The student support team is also constantly collaborating with general education teachers, assistant principals, families and each other to provide the most targeted, effective interventions and services for the students we work with directly.

How did student support change during remote learning?

Student support during the pandemic has looked similar to all other teaching practices in the pandemic: ever-changing. In the spring of 2020, special education services were often given through FaceTime, Google Hangouts, phone calls or any means that worked for a specific family. The student support team has been dedicated to providing targeted services to all students on IEPs from the second week of school closures onward. After having the summer to plan, collaborate and streamline as a whole school team, remote services have been much more uniform in the 2020-2021 school year. Student support team members usually either enter a classroom Zoom and pull students into a breakout room to provide their services, or students have access to a special link where they can connect with their service provider at a designated time. With some students in person and some students remote at various times throughout the school year, the student support team has remained flexible and adhered to a common goal of meeting the individualized needs of our students and supporting their engagement in learning however possible.

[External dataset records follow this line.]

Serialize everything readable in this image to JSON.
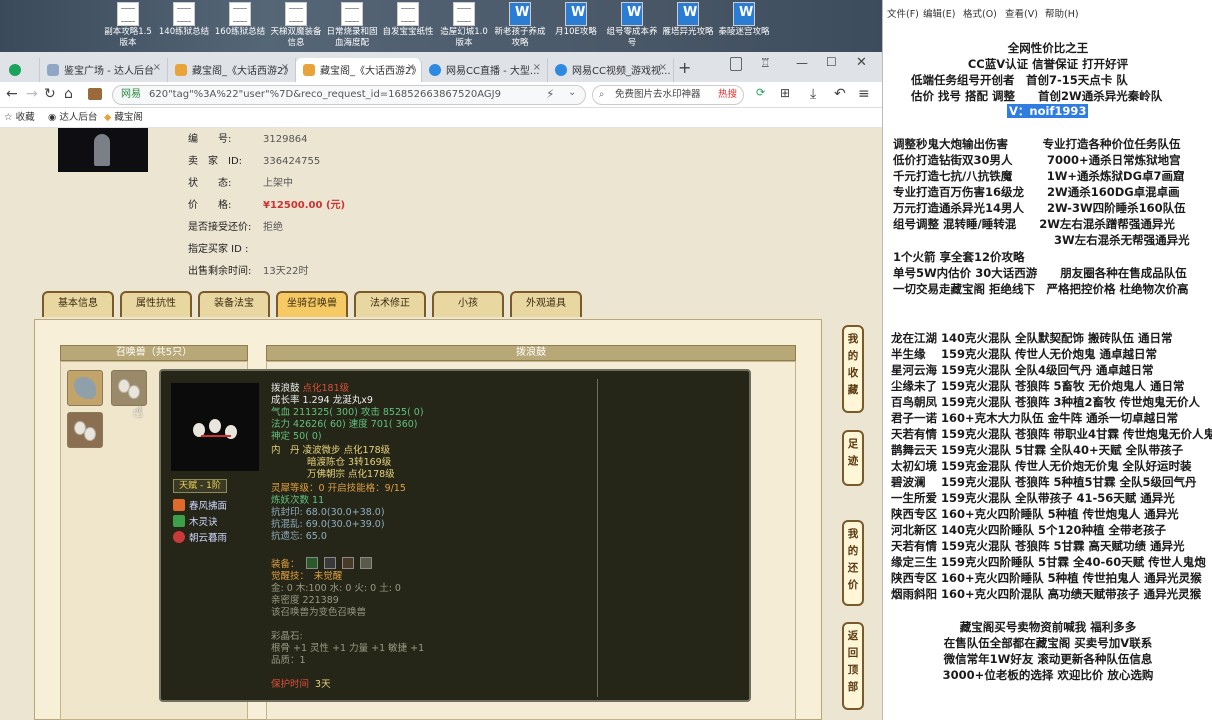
{
  "desktop_icons": [
    "副本攻略1.5版本",
    "140练狱总结",
    "160练狱总结",
    "天梯双魔装备信息",
    "日常烧录和固血海度配",
    "自发宝宝纸性",
    "造屋幻城1.0版本",
    "新老孩子养成攻略",
    "月10E攻略",
    "组号零成本养号",
    "雁塔异光攻略",
    "秦陵迷宫攻略"
  ],
  "browser": {
    "tabs": [
      "鉴宝广场 - 达人后台",
      "藏宝阁_《大话西游2》",
      "藏宝阁_《大话西游2》",
      "网易CC直播 - 大型...",
      "网易CC视频_游戏视..."
    ],
    "site_label": "网易",
    "url": "620\"tag\"%3A%22\"user\"%7D&reco_request_id=16852663867520AGJ9",
    "search_placeholder": "免费图片去水印神器",
    "search_hot": "热搜",
    "fav_items": [
      "收藏",
      "达人后台",
      "藏宝阁"
    ]
  },
  "item": {
    "fields": [
      {
        "k": "编　　号:",
        "v": "3129864"
      },
      {
        "k": "卖　家　ID:",
        "v": "336424755"
      },
      {
        "k": "状　　态:",
        "v": "上架中"
      },
      {
        "k": "价　　格:",
        "v": "¥12500.00 (元)"
      },
      {
        "k": "是否接受还价:",
        "v": "拒绝"
      },
      {
        "k": "指定买家 ID :",
        "v": ""
      },
      {
        "k": "出售剩余时间:",
        "v": "13天22时"
      }
    ]
  },
  "nav_tabs": [
    "基本信息",
    "属性抗性",
    "装备法宝",
    "坐骑召唤兽",
    "法术修正",
    "小孩",
    "外观道具"
  ],
  "pet_panel_title": "召唤兽（共5只）",
  "detail_title": "拨浪鼓",
  "tooltip": {
    "line1_name": "拨浪鼓",
    "line1_tag": "点化181级",
    "line2": "成长率 1.294 龙涎丸x9",
    "line3": "气血 211325( 300) 攻击 8525( 0)",
    "line4": "法力 42626( 60) 速度 701( 360)",
    "line5": "神定 50( 0)",
    "line6a": "内　丹 凌波微步 点化178级",
    "line6b": "暗渡陈仓 3转169级",
    "line6c": "万佛朝宗 点化178级",
    "line7": "灵犀等级：0 开启技能格：9/15",
    "line8": "炼妖次数 11",
    "line9": "抗封印: 68.0(30.0+38.0)",
    "line10": "抗混乱: 69.0(30.0+39.0)",
    "line11": "抗遗忘: 65.0",
    "line12": "装备：",
    "line13": "觉醒技：　未觉醒",
    "line14": "金: 0 木:100 水: 0 火: 0 土: 0",
    "line15": "亲密度 221389",
    "line16": "该召唤兽为变色召唤兽",
    "line17": "彩晶石:",
    "line18": "根骨 +1 灵性 +1 力量 +1 敏捷 +1",
    "line19": "品质：1",
    "line20a": "保护时间",
    "line20b": "3天",
    "talent": "天赋 - 1阶",
    "skills": [
      "春风拂面",
      "木灵诀",
      "朝云暮雨"
    ]
  },
  "side_buttons": [
    "我的收藏",
    "足迹",
    "我的还价",
    "返回顶部"
  ],
  "notepad": {
    "menu": [
      "文件(F)",
      "编辑(E)",
      "格式(O)",
      "查看(V)",
      "帮助(H)"
    ],
    "header": [
      "全网性价比之王",
      "CC蓝V认证 信誉保证 打开好评",
      "低端任务组号开创者　首创7-15天点卡 队",
      "估价 找号 搭配 调整　　首创2W通杀异光秦岭队"
    ],
    "contact": "V：noif1993",
    "sec1": [
      "调整秒鬼大炮输出伤害　　　专业打造各种价位任务队伍",
      "低价打造钻街双30男人　　　7000+通杀日常炼狱地宫",
      "千元打造七抗/八抗铁魔　　　1W+通杀炼狱DG卓7画窟",
      "专业打造百万伤害16级龙　　2W通杀160DG卓混卓画",
      "万元打造通杀异光14男人　　2W-3W四阶睡杀160队伍",
      "组号调整 混转睡/睡转混　　2W左右混杀蹭帮强通异光",
      "　　　　　　　　　　　　　　3W左右混杀无帮强通异光"
    ],
    "sec2": [
      "1个火箭 享全套12价攻略",
      "单号5W内估价 30大话西游　　朋友圈各种在售成品队伍",
      "一切交易走藏宝阁 拒绝线下　严格把控价格 杜绝物次价高"
    ],
    "sec3": [
      "龙在江湖 140克火混队 全队默契配饰 搬砖队伍 通日常",
      "半生缘　 159克火混队 传世人无价炮鬼 通卓越日常",
      "星河云海 159克火混队 全队4级回气丹 通卓越日常",
      "尘缘未了 159克火混队 苍狼阵 5畜牧 无价炮鬼人 通日常",
      "百鸟朝凤 159克火混队 苍狼阵 3种植2畜牧 传世炮鬼无价人",
      "君子一诺 160+克木大力队伍 金牛阵 通杀一切卓越日常",
      "天若有情 159克火混队 苍狼阵 带职业4甘霖 传世炮鬼无价人鬼",
      "鹊舞云天 159克火混队 5甘霖 全队40+天赋 全队带孩子",
      "太初幻境 159克金混队 传世人无价炮无价鬼 全队好运时装",
      "碧波澜　 159克火混队 苍狼阵 5种植5甘霖 全队5级回气丹",
      "一生所爱 159克火混队 全队带孩子 41-56天赋 通异光",
      "陕西专区 160+克火四阶睡队 5种植 传世炮鬼人 通异光",
      "河北新区 140克火四阶睡队 5个120种植 全带老孩子",
      "天若有情 159克火混队 苍狼阵 5甘霖 高天赋功绩 通异光",
      "缘定三生 159克火四阶睡队 5甘霖 全40-60天赋 传世人鬼炮",
      "陕西专区 160+克火四阶睡队 5种植 传世拍鬼人 通异光灵猴",
      "烟雨斜阳 160+克火四阶混队 高功绩天赋带孩子 通异光灵猴"
    ],
    "footer": [
      "藏宝阁买号卖物资前喊我 福利多多",
      "在售队伍全部都在藏宝阁 买卖号加V联系",
      "微信常年1W好友 滚动更新各种队伍信息",
      "3000+位老板的选择 欢迎比价 放心选购"
    ]
  }
}
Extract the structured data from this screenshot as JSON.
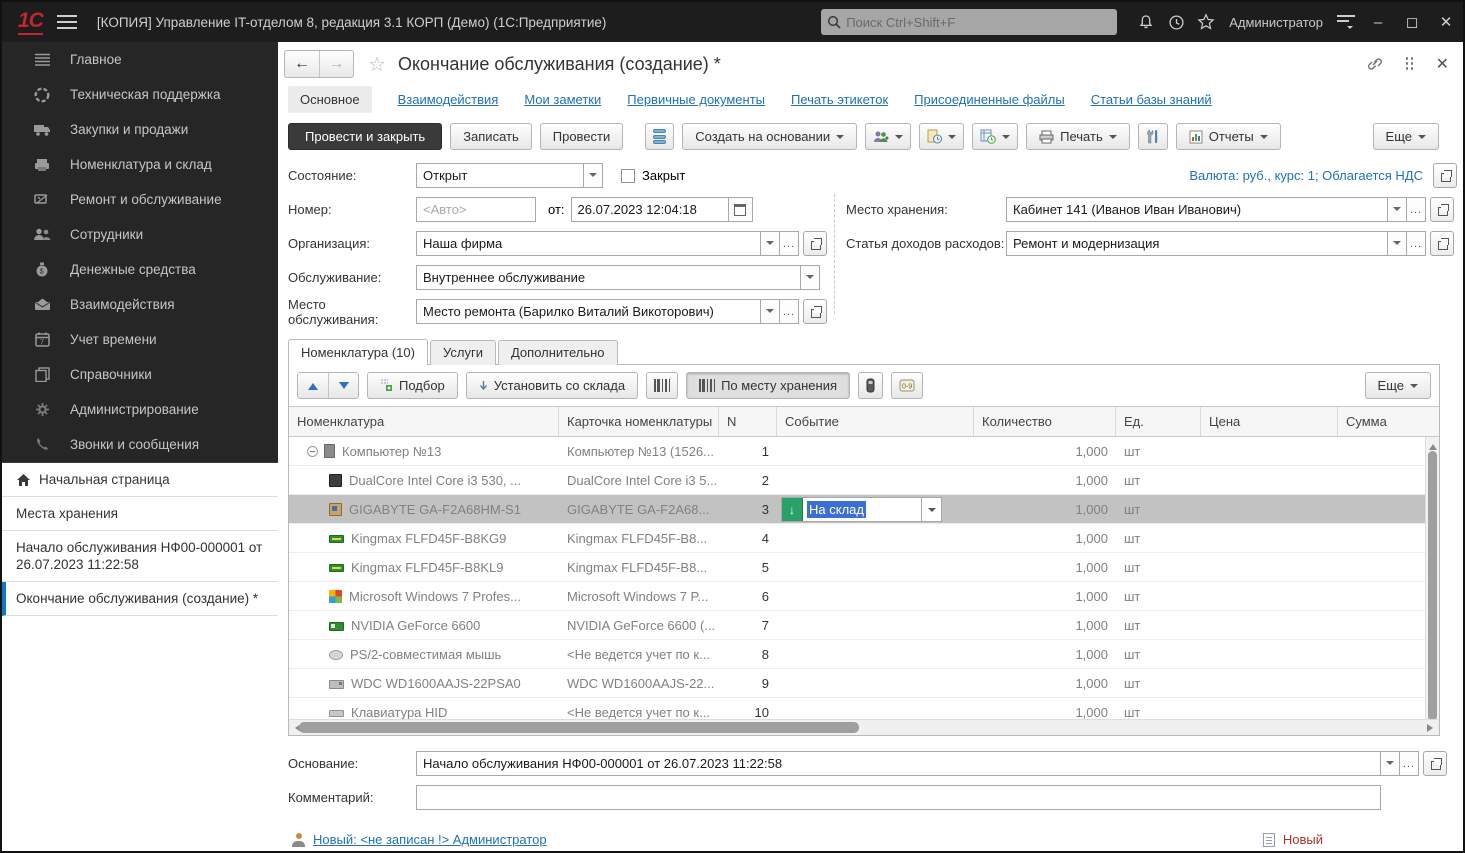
{
  "colors": {
    "accent_blue": "#1f71b8",
    "selection_blue": "#3b6fd1",
    "row_selected": "#c2c2c2",
    "event_green": "#2aa06b",
    "status_red": "#a8352a",
    "titlebar_bg": "#1d1d1d",
    "sidebar_bg": "#262626"
  },
  "titlebar": {
    "logo": "1С",
    "title": "[КОПИЯ] Управление IT-отделом 8, редакция 3.1 КОРП (Демо)  (1С:Предприятие)",
    "search_placeholder": "Поиск Ctrl+Shift+F",
    "user": "Администратор",
    "minimize": "–",
    "maximize": "◻",
    "close": "✕"
  },
  "sidebar": {
    "items": [
      {
        "label": "Главное",
        "icon": "menu-icon"
      },
      {
        "label": "Техническая поддержка",
        "icon": "support-icon"
      },
      {
        "label": "Закупки и продажи",
        "icon": "truck-icon"
      },
      {
        "label": "Номенклатура и склад",
        "icon": "warehouse-icon"
      },
      {
        "label": "Ремонт и обслуживание",
        "icon": "repair-icon"
      },
      {
        "label": "Сотрудники",
        "icon": "employees-icon"
      },
      {
        "label": "Денежные средства",
        "icon": "money-icon"
      },
      {
        "label": "Взаимодействия",
        "icon": "mail-icon"
      },
      {
        "label": "Учет времени",
        "icon": "time-icon"
      },
      {
        "label": "Справочники",
        "icon": "catalogs-icon"
      },
      {
        "label": "Администрирование",
        "icon": "gear-icon"
      },
      {
        "label": "Звонки и сообщения",
        "icon": "phone-icon"
      }
    ],
    "pages": {
      "home": "Начальная страница",
      "storage": "Места хранения",
      "begin_doc": "Начало обслуживания НФ00-000001 от 26.07.2023 11:22:58",
      "end_doc": "Окончание обслуживания (создание) *"
    }
  },
  "form": {
    "title": "Окончание обслуживания (создание) *",
    "tabs": {
      "main": "Основное",
      "interactions": "Взаимодействия",
      "notes": "Мои заметки",
      "primary_docs": "Первичные документы",
      "labels_print": "Печать этикеток",
      "attached": "Присоединенные файлы",
      "kb_articles": "Статьи базы знаний"
    },
    "toolbar": {
      "post_close": "Провести и закрыть",
      "save": "Записать",
      "post": "Провести",
      "create_based": "Создать на основании",
      "print": "Печать",
      "reports": "Отчеты",
      "more": "Еще"
    },
    "fields": {
      "state_label": "Состояние:",
      "state_value": "Открыт",
      "closed_label": "Закрыт",
      "number_label": "Номер:",
      "number_placeholder": "<Авто>",
      "date_label": "от:",
      "date_value": "26.07.2023 12:04:18",
      "org_label": "Организация:",
      "org_value": "Наша фирма",
      "service_label": "Обслуживание:",
      "service_value": "Внутреннее обслуживание",
      "place_label": "Место обслуживания:",
      "place_value": "Место ремонта (Барилко Виталий Викоторович)",
      "storage_label": "Место хранения:",
      "storage_value": "Кабинет 141 (Иванов Иван Иванович)",
      "expense_label": "Статья доходов расходов:",
      "expense_value": "Ремонт и модернизация",
      "currency_info": "Валюта: руб., курс: 1; Облагается НДС"
    }
  },
  "items": {
    "tabs": {
      "nomenclature": "Номенклатура (10)",
      "services": "Услуги",
      "additional": "Дополнительно"
    },
    "toolbar": {
      "pick": "Подбор",
      "set_from_stock": "Установить со склада",
      "by_storage": "По месту хранения",
      "more": "Еще"
    },
    "table": {
      "columns": [
        "Номенклатура",
        "Карточка номенклатуры",
        "N",
        "Событие",
        "Количество",
        "Ед.",
        "Цена",
        "Сумма"
      ],
      "rows": [
        {
          "icon": "computer-icon",
          "type": "computer",
          "expand": true,
          "level": 0,
          "name": "Компьютер №13",
          "card": "Компьютер №13 (1526...",
          "n": "1",
          "event": "",
          "qty": "1,000",
          "unit": "шт",
          "price": "",
          "sum": ""
        },
        {
          "icon": "cpu-icon",
          "type": "cpu",
          "expand": false,
          "level": 1,
          "name": "DualCore Intel Core i3 530, ...",
          "card": "DualCore Intel Core i3 5...",
          "n": "2",
          "event": "",
          "qty": "1,000",
          "unit": "шт",
          "price": "",
          "sum": ""
        },
        {
          "icon": "motherboard-icon",
          "type": "motherboard",
          "expand": false,
          "level": 1,
          "name": "GIGABYTE GA-F2A68HM-S1",
          "card": "GIGABYTE GA-F2A68...",
          "n": "3",
          "event": "На склад",
          "event_editing": true,
          "selected": true,
          "qty": "1,000",
          "unit": "шт",
          "price": "",
          "sum": ""
        },
        {
          "icon": "ram-icon",
          "type": "ram",
          "expand": false,
          "level": 1,
          "name": "Kingmax FLFD45F-B8KG9",
          "card": "Kingmax FLFD45F-B8...",
          "n": "4",
          "event": "",
          "qty": "1,000",
          "unit": "шт",
          "price": "",
          "sum": ""
        },
        {
          "icon": "ram-icon",
          "type": "ram",
          "expand": false,
          "level": 1,
          "name": "Kingmax FLFD45F-B8KL9",
          "card": "Kingmax FLFD45F-B8...",
          "n": "5",
          "event": "",
          "qty": "1,000",
          "unit": "шт",
          "price": "",
          "sum": ""
        },
        {
          "icon": "windows-icon",
          "type": "windows",
          "expand": false,
          "level": 1,
          "name": "Microsoft Windows 7 Profes...",
          "card": "Microsoft Windows 7 P...",
          "n": "6",
          "event": "",
          "qty": "1,000",
          "unit": "шт",
          "price": "",
          "sum": ""
        },
        {
          "icon": "gpu-icon",
          "type": "gpu",
          "expand": false,
          "level": 1,
          "name": "NVIDIA GeForce 6600",
          "card": "NVIDIA GeForce 6600 (...",
          "n": "7",
          "event": "",
          "qty": "1,000",
          "unit": "шт",
          "price": "",
          "sum": ""
        },
        {
          "icon": "mouse-icon",
          "type": "mouse",
          "expand": false,
          "level": 1,
          "name": "PS/2-совместимая мышь",
          "card": "<Не ведется учет по к...",
          "n": "8",
          "event": "",
          "qty": "1,000",
          "unit": "шт",
          "price": "",
          "sum": ""
        },
        {
          "icon": "hdd-icon",
          "type": "hdd",
          "expand": false,
          "level": 1,
          "name": "WDC WD1600AAJS-22PSA0",
          "card": "WDC WD1600AAJS-22...",
          "n": "9",
          "event": "",
          "qty": "1,000",
          "unit": "шт",
          "price": "",
          "sum": ""
        },
        {
          "icon": "keyboard-icon",
          "type": "keyboard",
          "expand": false,
          "level": 1,
          "name": "Клавиатура HID",
          "card": "<Не ведется учет по к...",
          "n": "10",
          "event": "",
          "qty": "1,000",
          "unit": "шт",
          "price": "",
          "sum": ""
        }
      ]
    }
  },
  "footer": {
    "basis_label": "Основание:",
    "basis_value": "Начало обслуживания НФ00-000001 от 26.07.2023 11:22:58",
    "comment_label": "Комментарий:",
    "status_link": "Новый: <не записан !> Администратор",
    "status_right": "Новый"
  }
}
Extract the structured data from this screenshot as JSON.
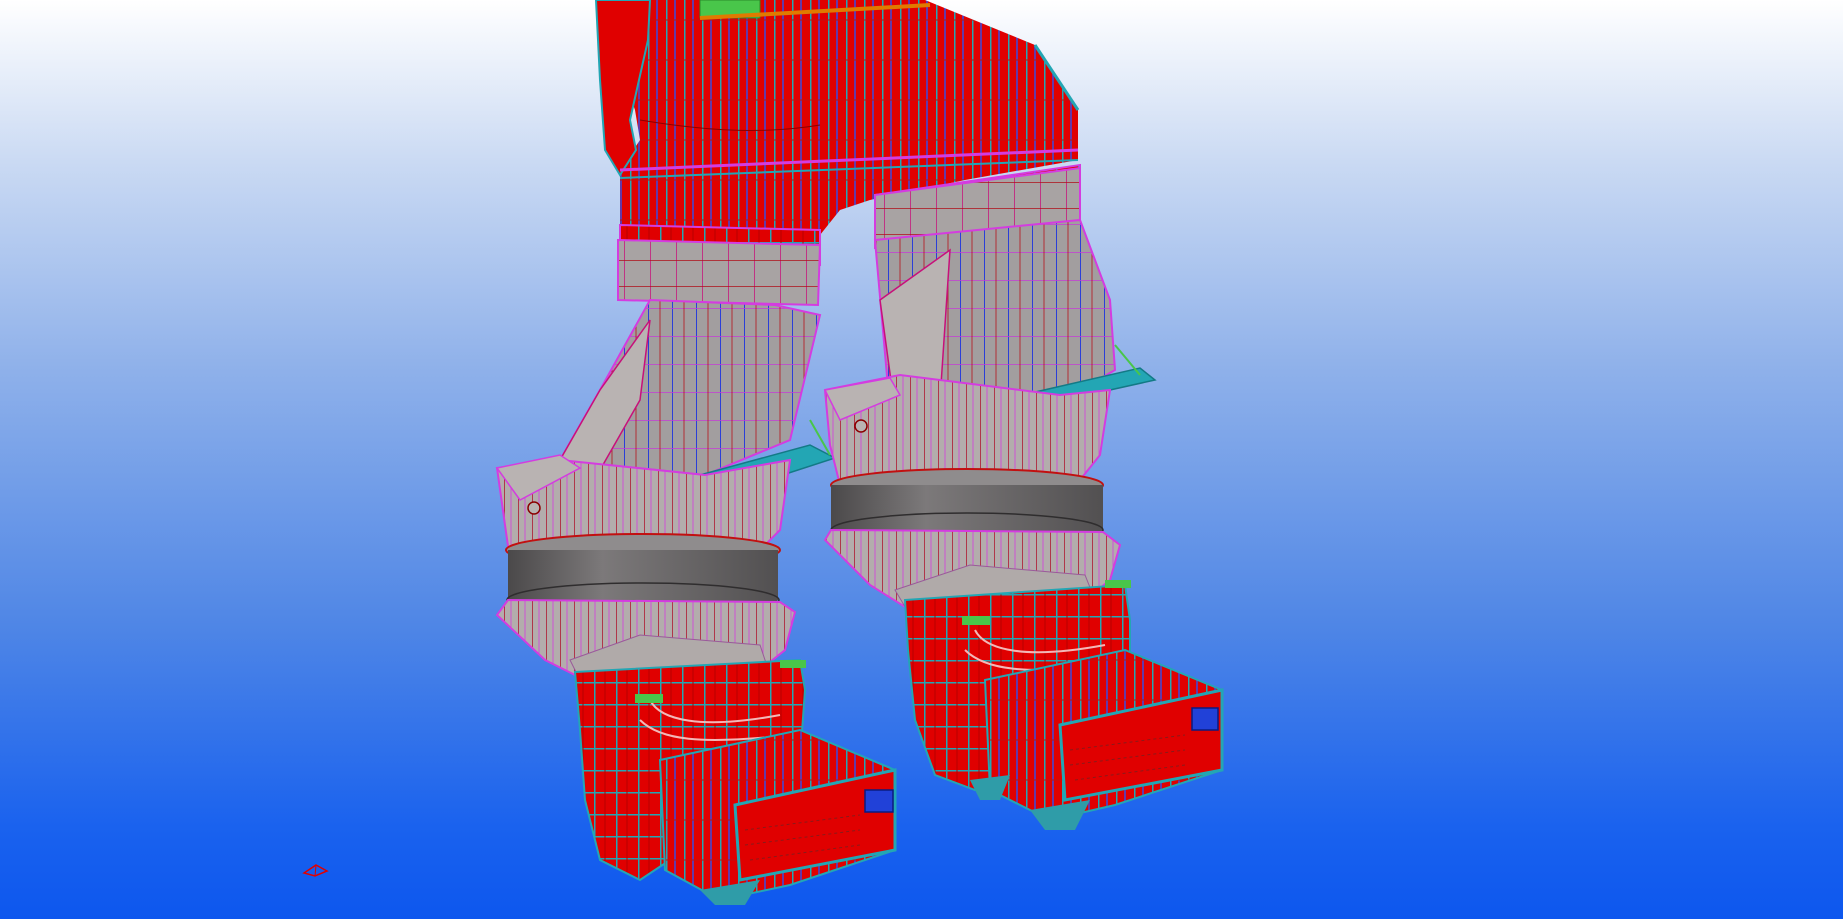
{
  "viewer": {
    "model_name": "",
    "colors": {
      "steel_red": "#e00000",
      "stiffener_teal": "#23a6b4",
      "magenta_edge": "#d43ce0",
      "blue_rib": "#1b3fe0",
      "gray_panel": "#a7a3a3",
      "drum_gray": "#6e6c6e",
      "green_top": "#49c64a",
      "orange_detail": "#e07a00"
    },
    "icons": {
      "axis": "axis-triad-icon"
    }
  }
}
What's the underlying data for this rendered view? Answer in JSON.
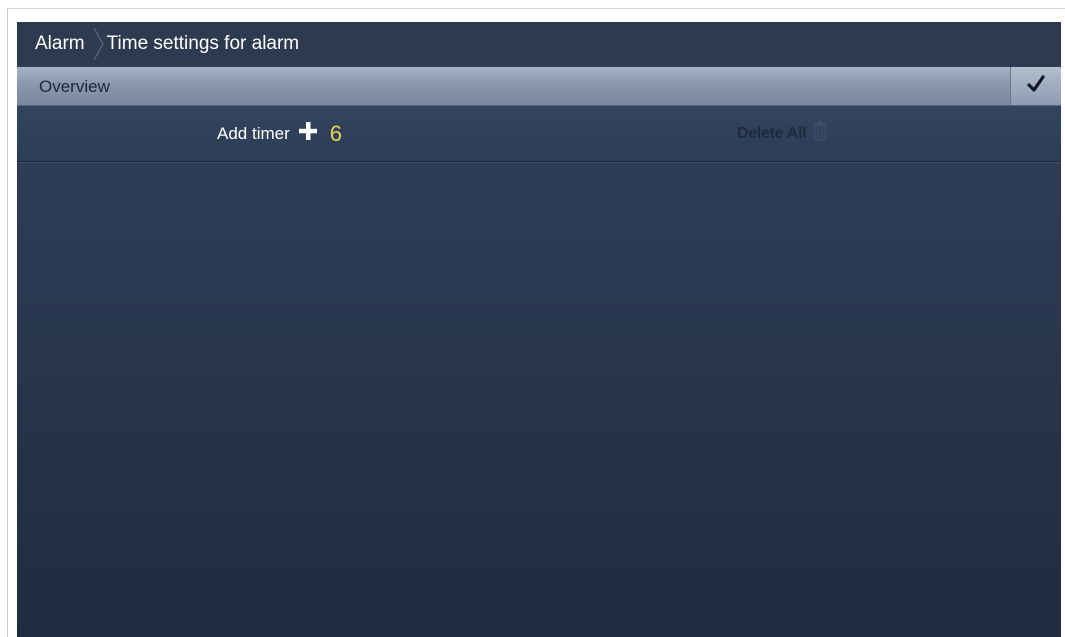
{
  "breadcrumb": {
    "root": "Alarm",
    "current": "Time settings for alarm"
  },
  "overview": {
    "title": "Overview",
    "confirm_icon": "checkmark-icon"
  },
  "actions": {
    "add_timer_label": "Add timer",
    "add_icon": "plus-icon",
    "timer_count": "6",
    "delete_all_label": "Delete All",
    "delete_icon": "trash-icon"
  },
  "colors": {
    "accent_count": "#f0d24a",
    "header_bar": "#8998ae",
    "background": "#2a3a52"
  }
}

How does your experience as a lead teacher and Associate Teacher inform your new role?

I found my past experience as a general education teacher very valuable. My past experiences help in my collaboration with teachers as I know how much they are already putting into their day and their work with their students. It’s important for our plans to stay realistic and attainable.

In my experience as a classroom teacher I learned a lot about how valuable family relationships are. I’ve learned so much from the incredible families I’ve worked with, and in this role I know it is just as important to collaborate with families as they know their student best.

Teaching can be hard, what motivates you every day?

My biggest motivation is the relationships. I have met so many incredible students and families at Brooke. I feel so lucky to be a part of this amazing community. The students are brilliant, hard working, curious, and inspiring. The families are so dedicated to their students, and I love calling families to tell them what’s happening here, learn about what is going on at home, and collaborate to make plans for their students.

I’m also motivated by our staff community. It is energizing to work in a school where we are actively examining our practices and our materials in order to combat stereotypes and working towards anti-bias education and classrooms. This is not a quick, easy goal, and it is motivating to be part of a staff that is taking the time to work towards this together.